There's not a lot of surprise in the launch from O2, with the prices as high as expected (starting at £26 per month SIM-free, so without a handset, and no word on how much data that will bag you) and the usual bundle of Wi-Fi and free entertainment thrown in to sweeten the pot.
But what's going to mark out the effervescent network from the rest when it goes live on 29 August? After all, it's only going to be available in London, Leeds and Bradford – and more worryingly for some Apple fans, you won't be able to use the iPhone 5.
The reason the iPhone can't be used is the spectrum O2 will be using – it will deliver 4G over the 800MHz frequency, which Apple hasn't supported in its latest handset. In the spectrum auction earlier in the year, it didn't win any spectrum in the 2600MHz range, which the iPhone5 can connect to.
Honesty is best
So why go for that connectivity option when the iPhone is one of O2's biggest sellers?

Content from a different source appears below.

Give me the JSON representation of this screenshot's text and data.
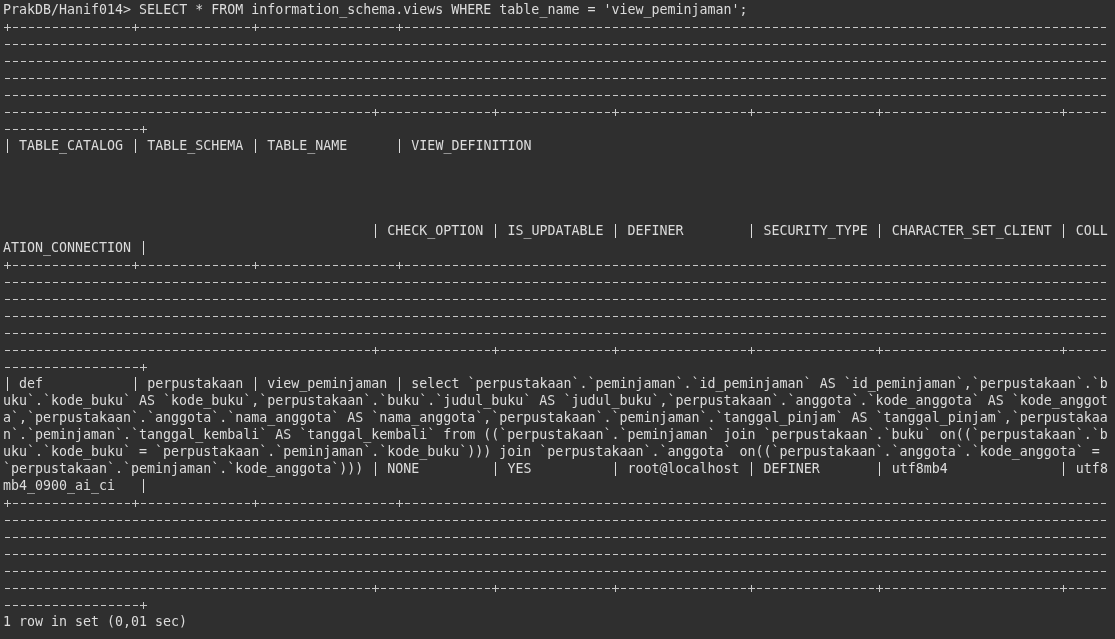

"We've been honest with customers from the start; we sold [the iPhone 5] with a phone promise that allowed anyone that bought it to get help to upgrade to a 4G product," said Derek McManus, O2's CTO. "We've always been straight with our customers."
"800MHz allows for deep coverage. We had the choice and decided [against bidding] for the 2600MHz spectrum – we've got options to manage that, including using O2 Wi-Fi solution and using our existing assets, the use of our other technologies."
While it can get into tedious territory for those that don't give two hoots about how 4G is delivered, O2's decision to eschew 2600MHz is important.
The very simple explanation of the two technologies is that 800MHz goes further with a lower capacity, and is great for delivering 4G to the countryside and indoors – but not if you've got loads of people clamouring for it.
2600MHz is the opposite: the reach is lower, but the capacity is much better. If both were a motorway, 800MHz would have fewer lanes but go on for miles, leading to traffic jams in busier periods (or with more subscribers / cars using it).
2600MHz would have loads more lanes, but wouldn't travel as far, meaning more people could drive on it but not really get anywhere easily without having to jump onto another road. This makes 2600MHz great for cities with loads of users, but means many more base stations are needed.
O2 believes that it won't have congestion issues in the cities, with McManus stating that a combination of free O2 Wi-Fi being liberally sprinkled throughout the land, as well as using some clever techniques to use its 4G speeds in new ways, will alleviate the problem.
He also said O2 didn't see this as a problem in the short or medium term as 4G penetration builds up in the UK, believing that when subscribers reach critical levels the network will have plenty of ways to deal with it.
Yeah, but is it really fast?
Another criticism of O2, Vodafone and Three is that they won't be able to deliver the speeds that EE is crowing about right now when each launches its 4G service - EE has been telling anyone that will listen that it's doubled its 4G speeds in certain territories.
O2 has confirmed it can't match that technology when it launches, but McManus thinks this is only to be expected, and shouldn't be used as a stick to beat competitors with:
"We're moving very quickly [when it comes to deploying 4G]. EE had the luxury of being able to use the spectrum it already had to launch early, but we had to wait until the auction and then wait [for the spectrum we won] to be cleared.
"We don't want to get into the speed debate because it will just bamboozle customers. We want to give them a great experience – I always question headline numbers. What our customers will get is a massive step up in speed."
Obviously O2 will try and have consumers believe there's little difference between it and EE's 4G offerings, but thanks to being able to offer 4G from last year, EE was able to bring the service at launch to more cities and has since been able to increase speeds in a number of locations.
Three is still the dark horse in the 4G race: with its pledge to offer 4G at no extra cost to its subscribers, anyone that wants faster speeds and doesn't care about free music or films or some cloning ability will be running to get the next generation of mobile internet for a lot cheaper each month.
However, we're still yet to see the full range of Three's 4G price plans, so while the pledge sounds wonderful in theory, we're going to wait to reserve judgement there.
But back to O2: how will it solve the iPhone conundrum for those that don't want to have to upgrade to a Samsung or HTC device, preferring to stay with the familiar iOS device?
McManus hopes salvation isn't too far away:
"If whatever [Apple announces next] is a market-driven device, then it would be illogical for a new iPhone to not [be able to connect to 800MHz frequencies]."
There's no doubt consumers are going to be hit with a barrage of messaging around 4G this summer as the service goes properly online from all the networks, but for anyone ready to look a bit deeper at the faster speeds on offer it will be interesting to see how each goes about playing to the strengths of the spectrum it invested millions in nabbing.